Demystifying Online Clustering of Bandits: Enhanced Exploration Under Stochastic and Smoothed Adversarial Contexts
This addresses a long-standing open problem in sequential decision-making for applications like recommendation systems, offering improved efficiency and practicality.
The paper tackles the problem of online clustering of bandits, where existing algorithms struggle with weak assumptions and poor performance, by proposing new algorithms (UniCLUB and PhaseUniCLUB) that require weaker assumptions and achieve comparable regret bounds, and introducing a more practical setting that eliminates i.i.d. context requirements, leading to consistent outperformance on synthetic and real-world datasets.
The contextual multi-armed bandit (MAB) problem is crucial in sequential decision-making. A line of research, known as online clustering of bandits, extends contextual MAB by grouping similar users into clusters, utilizing shared features to improve learning efficiency. However, existing algorithms, which rely on the upper confidence bound (UCB) strategy, struggle to gather adequate statistical information to accurately identify unknown user clusters.
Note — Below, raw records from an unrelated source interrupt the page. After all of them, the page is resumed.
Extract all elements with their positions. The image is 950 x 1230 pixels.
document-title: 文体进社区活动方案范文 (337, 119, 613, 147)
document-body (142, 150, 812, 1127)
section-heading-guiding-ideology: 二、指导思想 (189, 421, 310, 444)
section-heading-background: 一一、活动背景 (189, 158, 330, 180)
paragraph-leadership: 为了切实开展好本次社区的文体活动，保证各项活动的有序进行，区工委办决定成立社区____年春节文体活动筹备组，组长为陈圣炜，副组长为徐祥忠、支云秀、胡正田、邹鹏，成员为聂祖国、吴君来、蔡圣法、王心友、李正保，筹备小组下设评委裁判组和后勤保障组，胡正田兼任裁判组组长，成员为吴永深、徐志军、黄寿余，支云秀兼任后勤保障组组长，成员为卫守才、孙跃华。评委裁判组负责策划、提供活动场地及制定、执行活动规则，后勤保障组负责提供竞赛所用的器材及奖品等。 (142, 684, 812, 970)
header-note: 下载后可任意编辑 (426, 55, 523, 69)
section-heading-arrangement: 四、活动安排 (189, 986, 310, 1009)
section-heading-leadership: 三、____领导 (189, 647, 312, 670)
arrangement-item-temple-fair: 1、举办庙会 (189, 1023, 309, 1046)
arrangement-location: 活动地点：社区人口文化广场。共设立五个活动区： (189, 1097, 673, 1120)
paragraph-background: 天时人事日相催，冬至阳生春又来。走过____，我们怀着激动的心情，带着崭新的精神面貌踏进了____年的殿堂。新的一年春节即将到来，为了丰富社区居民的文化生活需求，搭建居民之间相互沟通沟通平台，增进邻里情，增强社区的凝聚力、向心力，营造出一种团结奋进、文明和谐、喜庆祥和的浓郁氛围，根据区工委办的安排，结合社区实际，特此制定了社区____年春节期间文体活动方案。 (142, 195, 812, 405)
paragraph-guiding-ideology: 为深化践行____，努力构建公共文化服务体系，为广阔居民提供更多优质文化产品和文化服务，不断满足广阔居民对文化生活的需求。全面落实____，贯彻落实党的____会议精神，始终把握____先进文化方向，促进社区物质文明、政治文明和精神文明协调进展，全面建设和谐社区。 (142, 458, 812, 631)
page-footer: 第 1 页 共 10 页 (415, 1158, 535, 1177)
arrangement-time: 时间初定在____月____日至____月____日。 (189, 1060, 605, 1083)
As a result, their theoretical analyses require several strong assumptions about the "diversity" of contexts generated by the environment, leading to impractical settings, complicated analyses, and poor practical performance. Removing these assumptions has been a long-standing open problem in the clustering of bandits literature. In this paper, we provide two solutions to this open problem. First, following the i.i.d. context generation setting in existing studies, we propose two novel algorithms, UniCLUB and PhaseUniCLUB, which incorporate enhanced exploration mechanisms to accelerate cluster identification. Remarkably, our algorithms require substantially weaker assumptions while achieving regret bounds comparable to prior work. Second, inspired by the smoothed analysis framework, we propose a more practical setting that eliminates the requirement for i.i.d. context generation used in previous studies, thus enhancing the performance of existing algorithms for online clustering of bandits. Our technique can be applied to both graph-based and set-based clustering of bandits frameworks. Extensive evaluations on both synthetic and real-world datasets demonstrate that our proposed algorithms consistently outperform existing approaches.